III) LES PHILOSOPHES SOCRATIQUES 1) Socrate 2) Platon

IV) ARISTOTE

                L’étude de l’histoire de la pensée montre que dans leurs efforts pour comprendre et expliquer le monde, les civilisations ont toujours d’abord élaboré des mythes. En Grèce comme ailleurs, tout a commencé par une cosmogonie de cet ordre et nul n’ignore la puissance et la vitalité de la mythologie grecque. Mais dès le VI° siècle avant J.C., émergent en Grèce, sur le terreau mythologique, des tentatives d’explication de l’univers essayant d’éliminer  l’intervention du « surnaturel » dans l’énigme posée par l’existence du monde. C’est le début des disciplines scientifique et philosophique.  Mais à cette époque là, elles étaient intimement liées, autant dire indifférenciées puisque les premiers philosophes se nommaient « physiciens », c’est-à-dire scrutateurs de la nature,  « phusis » chez les Grecs. Les découvertes scientifiques de cette époque font, pour la plupart d’entre elles, toujours partie des fondements des sciences actuelles et cette recherche est aussi à l’origine de la philosophie au sens moderne du terme.

                Athènes deviendra vite le centre de cette nouvelle pensée et Socrate le pivot de son évolution. Par la suite, la philosophie romaine (particulièrement dans ses recherches sur la morale, le stoïcisme et l’épicurisme) se réclamera héritière de la pensée grecque. 

I) LES PRESOCRATIQUES
            Les présocratiques forment une étape importante de la pensée grecque par le caractère moderne de leurs intuitions scientifiques, vérifiées plus tard par les sciences actuelles. Les sciences et la philosophie de cette période se sont avant tout développées en Asie Mineure, appelée Ionie (Ephèse et Milet) et en Grande Grèce (Sicile et Italie du Sud).

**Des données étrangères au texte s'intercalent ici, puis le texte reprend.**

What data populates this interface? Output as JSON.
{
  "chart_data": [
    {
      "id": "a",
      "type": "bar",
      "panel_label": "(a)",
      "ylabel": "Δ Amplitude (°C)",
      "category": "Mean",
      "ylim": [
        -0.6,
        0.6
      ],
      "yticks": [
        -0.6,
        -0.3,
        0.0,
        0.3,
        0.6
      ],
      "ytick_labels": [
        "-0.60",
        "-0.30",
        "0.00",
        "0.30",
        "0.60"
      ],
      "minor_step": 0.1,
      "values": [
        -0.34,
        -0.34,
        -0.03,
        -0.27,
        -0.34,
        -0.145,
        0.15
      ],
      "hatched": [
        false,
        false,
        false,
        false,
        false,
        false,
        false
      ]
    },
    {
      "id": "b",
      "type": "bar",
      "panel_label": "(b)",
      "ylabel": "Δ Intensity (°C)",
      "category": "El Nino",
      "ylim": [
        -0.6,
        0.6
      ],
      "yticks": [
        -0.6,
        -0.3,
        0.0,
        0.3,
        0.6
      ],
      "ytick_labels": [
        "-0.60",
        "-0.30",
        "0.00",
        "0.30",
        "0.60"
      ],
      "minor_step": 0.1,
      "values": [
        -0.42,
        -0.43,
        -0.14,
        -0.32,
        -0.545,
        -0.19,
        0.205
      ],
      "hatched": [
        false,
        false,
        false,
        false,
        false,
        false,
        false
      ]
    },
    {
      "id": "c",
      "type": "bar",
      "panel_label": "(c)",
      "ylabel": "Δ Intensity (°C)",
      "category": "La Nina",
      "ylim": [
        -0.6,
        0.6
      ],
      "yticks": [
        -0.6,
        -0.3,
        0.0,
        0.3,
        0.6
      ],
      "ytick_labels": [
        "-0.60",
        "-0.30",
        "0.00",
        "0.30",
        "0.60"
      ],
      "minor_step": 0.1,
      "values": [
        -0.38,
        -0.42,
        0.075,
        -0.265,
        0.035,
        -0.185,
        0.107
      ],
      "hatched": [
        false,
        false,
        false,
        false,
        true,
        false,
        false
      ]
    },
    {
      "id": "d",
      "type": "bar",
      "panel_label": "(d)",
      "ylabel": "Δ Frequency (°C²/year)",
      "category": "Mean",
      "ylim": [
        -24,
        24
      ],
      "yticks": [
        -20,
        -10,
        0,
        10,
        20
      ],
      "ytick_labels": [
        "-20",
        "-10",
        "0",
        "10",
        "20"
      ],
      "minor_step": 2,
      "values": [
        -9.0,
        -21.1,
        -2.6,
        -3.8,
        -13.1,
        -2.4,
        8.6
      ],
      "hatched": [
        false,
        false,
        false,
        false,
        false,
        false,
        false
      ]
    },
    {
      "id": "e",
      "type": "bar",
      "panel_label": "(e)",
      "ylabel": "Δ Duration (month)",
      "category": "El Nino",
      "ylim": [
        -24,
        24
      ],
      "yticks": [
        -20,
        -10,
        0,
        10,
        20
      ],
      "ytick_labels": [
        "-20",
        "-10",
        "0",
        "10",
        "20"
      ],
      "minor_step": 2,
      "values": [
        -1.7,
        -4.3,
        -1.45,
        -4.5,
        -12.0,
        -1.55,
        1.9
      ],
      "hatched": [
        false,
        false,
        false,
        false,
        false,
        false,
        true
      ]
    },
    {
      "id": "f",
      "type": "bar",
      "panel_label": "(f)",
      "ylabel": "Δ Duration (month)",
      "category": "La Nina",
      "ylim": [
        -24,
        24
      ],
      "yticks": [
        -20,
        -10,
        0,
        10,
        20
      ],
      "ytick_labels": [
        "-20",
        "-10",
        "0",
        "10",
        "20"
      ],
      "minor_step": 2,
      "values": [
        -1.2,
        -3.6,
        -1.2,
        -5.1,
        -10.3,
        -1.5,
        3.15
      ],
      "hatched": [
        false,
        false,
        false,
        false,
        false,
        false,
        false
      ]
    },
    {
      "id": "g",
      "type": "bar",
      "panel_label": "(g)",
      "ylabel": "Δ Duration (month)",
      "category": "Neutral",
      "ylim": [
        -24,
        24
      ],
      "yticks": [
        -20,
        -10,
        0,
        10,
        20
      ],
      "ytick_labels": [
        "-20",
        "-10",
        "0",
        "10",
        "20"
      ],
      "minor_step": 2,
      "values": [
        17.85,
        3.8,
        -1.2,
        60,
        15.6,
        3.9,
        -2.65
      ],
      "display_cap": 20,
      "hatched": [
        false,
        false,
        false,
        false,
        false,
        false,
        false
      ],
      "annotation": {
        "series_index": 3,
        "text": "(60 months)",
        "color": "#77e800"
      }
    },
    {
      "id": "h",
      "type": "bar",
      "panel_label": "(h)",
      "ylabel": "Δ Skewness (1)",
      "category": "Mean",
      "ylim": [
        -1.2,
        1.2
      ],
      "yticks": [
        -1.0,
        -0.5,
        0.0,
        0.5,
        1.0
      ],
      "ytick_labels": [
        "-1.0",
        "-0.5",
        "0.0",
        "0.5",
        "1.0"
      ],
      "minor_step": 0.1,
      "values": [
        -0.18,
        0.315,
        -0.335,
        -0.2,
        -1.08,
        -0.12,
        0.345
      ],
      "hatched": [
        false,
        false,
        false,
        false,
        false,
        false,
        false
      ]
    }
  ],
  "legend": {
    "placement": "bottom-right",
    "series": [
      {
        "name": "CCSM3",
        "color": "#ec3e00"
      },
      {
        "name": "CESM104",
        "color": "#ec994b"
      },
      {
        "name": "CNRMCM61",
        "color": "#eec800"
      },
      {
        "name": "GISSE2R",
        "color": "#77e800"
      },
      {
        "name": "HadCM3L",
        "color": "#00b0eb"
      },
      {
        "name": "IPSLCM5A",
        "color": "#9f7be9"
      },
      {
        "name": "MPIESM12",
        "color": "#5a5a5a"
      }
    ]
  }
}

                 1) Orphée et Pythagore

                Le poète Orphée, personnage mythologique, et Pythagore,  personnage historique ( 580-500 av.J.C.), partagent une croyance commune en l’immortalité de l’âme. Ces deux philosophies mystiques que sont l’orphisme et le pythagorisme reposent sur des pratiques et des rites destinés à purifier l’âme emprisonnée dans le corps pour l’aider dans sa vie future après la mort. Pour Pythagore, l’âme revient dans un corps nouveau selon les vertus ou les vices de sa vie précédente. Le corps est donc une prison où l’âme est enfermée pour des fautes antérieures : (sôma – sêma : corps = tombe). C’est la croyance en la réincarnation ou métempsychose. Pour celui qui pratique la sagesse et respecte les rites, les réincarnations successives permettent peu à peu la purification de l’âme, donc sa libération. Cette métaphysique est inséparable, comme toutes les philosophies présocratiques, d’un système tentant une explication scientifique de l’univers.

                C’est cet aspect qui donne toute son importance à Pythagore. Il croit en effet à l’harmonie des nombres, principes de tout, dont la combinaison permet l’explication de l’univers et de tout être existant : il est ainsi le lointain ancêtre de la science contemporaine et des applications actuelles dans le domaine du numérique. Ainsi «  la réalité consiste en un jeu d’oppositions entre ce qui est déterminé (ou impair), source de perfection, et ce qui est indéterminé (ou pair), source d’imperfection » (Précis de littérature gréco-latine, éditions Magnard), cependant le chiffre parfait est le chiffre 10, formant le « triangle mystique », triangle équilatéral, constitué de l’addition des chiffres 4 (base du triangle), 3,2 et 1 (sommet du triangle).

                Pythagore serait l’inventeur du mot « philosophie » ( de « philos » : qui aime et « sophia » : la sagesse).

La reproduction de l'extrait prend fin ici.